Papahānaumokuākea “é uma paisagem marítima biocultural sagrada, não apenas uma paisagem oceânica”, diz Morishige, e está claro para ela que O’Brien e sua equipe entendem seu significado cultural. O projeto de destroços segue um provérbio havaiano: He ali’i ka ‘āina; ele kauwā ke kanaka. A terra é principal; o homem é o servo. Em sua missão de outono, a equipe, que incluía nativos havaianos, fez tī leaf ho’okupu, uma oferenda tradicional, e cantou para comemorar sua travessia para Pō.

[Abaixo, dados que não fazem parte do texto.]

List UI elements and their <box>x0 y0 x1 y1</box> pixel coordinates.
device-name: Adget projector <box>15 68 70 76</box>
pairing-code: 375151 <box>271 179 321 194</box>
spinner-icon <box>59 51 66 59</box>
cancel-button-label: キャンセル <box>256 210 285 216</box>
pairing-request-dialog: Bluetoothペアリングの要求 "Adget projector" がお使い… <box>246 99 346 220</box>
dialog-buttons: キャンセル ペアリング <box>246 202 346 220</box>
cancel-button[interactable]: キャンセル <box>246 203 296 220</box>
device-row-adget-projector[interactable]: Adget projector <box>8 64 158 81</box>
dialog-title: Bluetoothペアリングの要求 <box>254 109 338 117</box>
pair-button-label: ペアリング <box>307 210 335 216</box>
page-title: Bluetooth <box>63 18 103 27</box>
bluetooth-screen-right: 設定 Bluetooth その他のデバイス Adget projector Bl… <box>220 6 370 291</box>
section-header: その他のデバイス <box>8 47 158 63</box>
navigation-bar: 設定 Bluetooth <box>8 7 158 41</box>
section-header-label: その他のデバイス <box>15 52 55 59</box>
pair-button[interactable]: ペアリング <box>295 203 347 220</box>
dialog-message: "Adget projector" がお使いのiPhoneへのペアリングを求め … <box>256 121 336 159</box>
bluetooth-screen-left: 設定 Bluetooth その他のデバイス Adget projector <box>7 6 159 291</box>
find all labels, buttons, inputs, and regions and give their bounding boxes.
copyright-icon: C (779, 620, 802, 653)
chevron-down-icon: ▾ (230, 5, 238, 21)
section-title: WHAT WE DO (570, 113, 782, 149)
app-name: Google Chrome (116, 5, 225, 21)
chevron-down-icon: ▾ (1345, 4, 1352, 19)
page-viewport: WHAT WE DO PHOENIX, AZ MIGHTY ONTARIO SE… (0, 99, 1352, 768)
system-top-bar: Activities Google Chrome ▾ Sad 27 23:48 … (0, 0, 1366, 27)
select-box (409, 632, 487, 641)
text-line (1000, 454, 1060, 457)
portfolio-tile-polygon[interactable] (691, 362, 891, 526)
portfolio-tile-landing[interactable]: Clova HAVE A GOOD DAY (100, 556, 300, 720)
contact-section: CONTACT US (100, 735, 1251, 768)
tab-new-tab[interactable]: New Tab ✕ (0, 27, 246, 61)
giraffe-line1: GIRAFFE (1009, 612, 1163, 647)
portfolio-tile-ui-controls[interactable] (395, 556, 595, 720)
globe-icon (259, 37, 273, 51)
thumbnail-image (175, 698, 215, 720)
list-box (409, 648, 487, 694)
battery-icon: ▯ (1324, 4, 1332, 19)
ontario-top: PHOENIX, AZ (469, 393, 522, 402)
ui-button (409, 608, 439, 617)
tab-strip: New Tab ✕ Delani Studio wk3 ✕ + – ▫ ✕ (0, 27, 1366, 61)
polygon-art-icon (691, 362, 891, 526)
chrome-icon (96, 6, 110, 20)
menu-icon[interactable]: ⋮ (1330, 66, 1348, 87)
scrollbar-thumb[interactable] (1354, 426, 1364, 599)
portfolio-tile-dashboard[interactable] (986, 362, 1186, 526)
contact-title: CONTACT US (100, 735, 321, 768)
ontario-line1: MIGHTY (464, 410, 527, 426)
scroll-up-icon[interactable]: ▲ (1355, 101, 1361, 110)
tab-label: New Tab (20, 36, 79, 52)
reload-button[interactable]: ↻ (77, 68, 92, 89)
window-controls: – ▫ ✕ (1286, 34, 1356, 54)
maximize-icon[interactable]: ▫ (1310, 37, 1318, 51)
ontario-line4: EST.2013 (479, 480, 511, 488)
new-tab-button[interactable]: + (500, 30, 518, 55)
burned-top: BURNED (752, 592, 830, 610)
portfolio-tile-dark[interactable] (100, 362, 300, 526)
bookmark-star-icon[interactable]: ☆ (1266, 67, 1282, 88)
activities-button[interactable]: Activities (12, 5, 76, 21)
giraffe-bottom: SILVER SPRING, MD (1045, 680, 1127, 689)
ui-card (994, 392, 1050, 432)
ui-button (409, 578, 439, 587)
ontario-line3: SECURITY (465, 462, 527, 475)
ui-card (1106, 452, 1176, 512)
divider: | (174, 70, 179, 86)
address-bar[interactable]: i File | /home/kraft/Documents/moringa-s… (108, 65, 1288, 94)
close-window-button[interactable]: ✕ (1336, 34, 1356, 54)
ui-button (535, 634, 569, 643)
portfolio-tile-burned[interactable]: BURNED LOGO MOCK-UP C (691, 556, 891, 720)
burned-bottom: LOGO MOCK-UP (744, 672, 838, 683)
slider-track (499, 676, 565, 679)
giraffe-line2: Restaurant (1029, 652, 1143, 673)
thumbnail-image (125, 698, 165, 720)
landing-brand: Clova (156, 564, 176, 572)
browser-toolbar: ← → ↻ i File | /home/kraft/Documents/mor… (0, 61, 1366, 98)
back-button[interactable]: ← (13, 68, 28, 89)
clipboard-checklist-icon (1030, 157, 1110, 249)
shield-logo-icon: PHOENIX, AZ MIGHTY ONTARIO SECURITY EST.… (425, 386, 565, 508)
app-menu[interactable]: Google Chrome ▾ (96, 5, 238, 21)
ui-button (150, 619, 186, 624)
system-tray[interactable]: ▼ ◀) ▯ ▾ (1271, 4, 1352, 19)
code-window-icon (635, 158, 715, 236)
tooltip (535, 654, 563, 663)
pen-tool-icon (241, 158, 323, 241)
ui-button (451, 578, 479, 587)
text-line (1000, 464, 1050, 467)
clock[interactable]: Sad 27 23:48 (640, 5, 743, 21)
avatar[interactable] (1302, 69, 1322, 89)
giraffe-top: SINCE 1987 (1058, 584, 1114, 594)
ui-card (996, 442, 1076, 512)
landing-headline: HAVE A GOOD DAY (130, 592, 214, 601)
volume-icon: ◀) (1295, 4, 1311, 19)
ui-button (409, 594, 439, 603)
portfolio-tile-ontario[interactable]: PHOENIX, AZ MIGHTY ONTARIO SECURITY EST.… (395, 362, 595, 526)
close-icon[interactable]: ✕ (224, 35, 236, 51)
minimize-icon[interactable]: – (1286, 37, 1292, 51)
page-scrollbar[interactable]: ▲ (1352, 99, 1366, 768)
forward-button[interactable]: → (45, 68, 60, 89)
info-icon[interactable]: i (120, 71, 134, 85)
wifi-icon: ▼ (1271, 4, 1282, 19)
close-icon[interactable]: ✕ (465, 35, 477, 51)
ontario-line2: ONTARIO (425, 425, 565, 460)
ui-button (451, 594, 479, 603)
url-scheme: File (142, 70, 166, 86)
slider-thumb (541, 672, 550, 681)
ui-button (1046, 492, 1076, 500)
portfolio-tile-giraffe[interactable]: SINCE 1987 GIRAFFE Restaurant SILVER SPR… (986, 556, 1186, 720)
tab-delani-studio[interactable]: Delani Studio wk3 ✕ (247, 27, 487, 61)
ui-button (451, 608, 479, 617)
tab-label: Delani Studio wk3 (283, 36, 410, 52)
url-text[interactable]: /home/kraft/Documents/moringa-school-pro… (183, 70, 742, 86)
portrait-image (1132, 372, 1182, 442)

O pessoal uso adequado de mídias sociais também apresenta o monumento a milhares de pessoas que nunca o verão. “Eles trazem essas imagens para nossas comunidades”, diz Morishige, para que possamos “compreender melhor os lugares onde os humanos não vivem e refletir sobre o que precisamos fazer para cuidar dos lugares onde vivemos”.

Kevin O'Brien e dois outros puxam uma enorme rede emaranhada do oceano para um bote.

Santiago Ferreira é o diretor do portal Naturlink e um ardente defensor do ambiente e da conservação da natureza. Com formação académica na área das Ciências Ambientais, Santiago tem dedicado a maior parte da sua carreira profissional à pesquisa e educação ambiental. O seu profundo conhecimento e paixão pelo ambiente levaram-no a assumir a liderança do Naturlink, onde tem sido fundamental na direção da equipa de especialistas, na seleção do conteúdo apresentado e na construção de pontes entre a comunidade online e o mundo natural.